Тогда Пантагрюэль, сообразив, что необходимо приступать к действию, размахивается и показывает, что он может сделать.

Вы говорите, да и написано, что бездельник Коммод, римский император, так искусно владел луком, что издали пропускал стрелы между пальцами детей, поднимавших руки вверх, не раня этих пальцев. Вы рассказываете нам еще об одном индийском стрелке, который во времена покорения Индии Александром Великим был так искусен в стрельбе из лука, что издали пропускал стрелы сквозь кольцо, хотя его стрелы были в три локтя длиной, а их железные наконечники – такие огромные и тяжелые, что ими стрелок пробивал стальные мечи, толстые щиты и крепкие кольчуги и вообще все, к чему ни прикасался, как бы плотно и твердо это ни было.
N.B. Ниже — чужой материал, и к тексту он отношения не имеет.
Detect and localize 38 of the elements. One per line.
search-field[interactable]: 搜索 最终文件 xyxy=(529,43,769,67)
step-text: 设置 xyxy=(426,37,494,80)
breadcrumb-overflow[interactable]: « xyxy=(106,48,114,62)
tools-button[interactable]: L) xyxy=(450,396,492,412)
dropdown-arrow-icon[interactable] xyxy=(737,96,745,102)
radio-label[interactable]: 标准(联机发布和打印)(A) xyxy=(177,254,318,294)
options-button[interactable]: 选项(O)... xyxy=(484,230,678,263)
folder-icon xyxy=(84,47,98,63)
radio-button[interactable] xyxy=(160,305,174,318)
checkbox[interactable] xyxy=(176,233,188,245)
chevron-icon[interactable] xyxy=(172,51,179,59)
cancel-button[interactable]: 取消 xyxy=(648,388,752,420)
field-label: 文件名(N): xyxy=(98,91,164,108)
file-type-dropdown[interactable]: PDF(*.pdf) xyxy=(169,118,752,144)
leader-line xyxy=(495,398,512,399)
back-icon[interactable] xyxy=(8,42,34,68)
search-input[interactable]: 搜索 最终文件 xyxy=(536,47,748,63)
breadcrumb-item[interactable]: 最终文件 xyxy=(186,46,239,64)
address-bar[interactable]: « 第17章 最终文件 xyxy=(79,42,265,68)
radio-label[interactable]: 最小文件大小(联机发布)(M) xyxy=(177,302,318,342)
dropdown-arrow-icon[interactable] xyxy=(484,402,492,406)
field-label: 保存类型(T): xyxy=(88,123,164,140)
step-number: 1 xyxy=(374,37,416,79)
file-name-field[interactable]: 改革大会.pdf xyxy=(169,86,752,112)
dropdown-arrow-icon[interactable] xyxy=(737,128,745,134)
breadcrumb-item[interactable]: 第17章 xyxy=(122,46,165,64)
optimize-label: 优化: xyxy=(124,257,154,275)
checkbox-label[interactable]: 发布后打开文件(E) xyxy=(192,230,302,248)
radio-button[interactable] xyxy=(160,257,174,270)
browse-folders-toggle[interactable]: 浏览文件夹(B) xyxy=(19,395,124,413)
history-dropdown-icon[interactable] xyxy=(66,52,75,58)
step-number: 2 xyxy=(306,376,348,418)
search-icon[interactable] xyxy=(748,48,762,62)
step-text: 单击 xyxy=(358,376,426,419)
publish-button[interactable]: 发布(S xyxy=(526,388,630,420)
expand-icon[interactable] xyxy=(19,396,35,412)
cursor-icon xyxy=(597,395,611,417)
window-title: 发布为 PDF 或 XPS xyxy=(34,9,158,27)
Вы нам говорите также о чудесах ловкости древних французов, которые превосходили все прочие народы в искусстве метания стрел и на охоте за черным и красным зверем натирали наконечники стрел чемерицею, – чтобы битая дичь была нежнее, вкуснее, здоровее и слаще, – а место, куда попадала стрела, вырезали и удаляли. Вы поведете также рассказ о парфянах, которые, обратившись к цели спиной, стреляли искуснее, чем прочие народы, обратившись к ней лицом. Вы будете прославлять за ловкость скифов, посланник которых однажды предложил Дарию, царю персидскому, подарок, состоявший из птички, лягушки, мыши и пяти стрел, ни слова при этом не говоря. На вопрос, что означают эти подарки и не поручено ли ему сказать что-нибудь, он отвечал, что нет. Дарий страшно удивился и ничего не понимал, пока один из семи капитанов, – которые убили волхвов, – по имени Гобриэс, не растолковал ему, сказав: «Такими дарами и приношениями скифы без слов говорят вам следующее: если персы не улетят на небо, как птицы, не спрячутся подобно мышам в землю, не укроются на дне прудов и болот как лягушки, – все они будут уничтожены могуществом скифских стрел.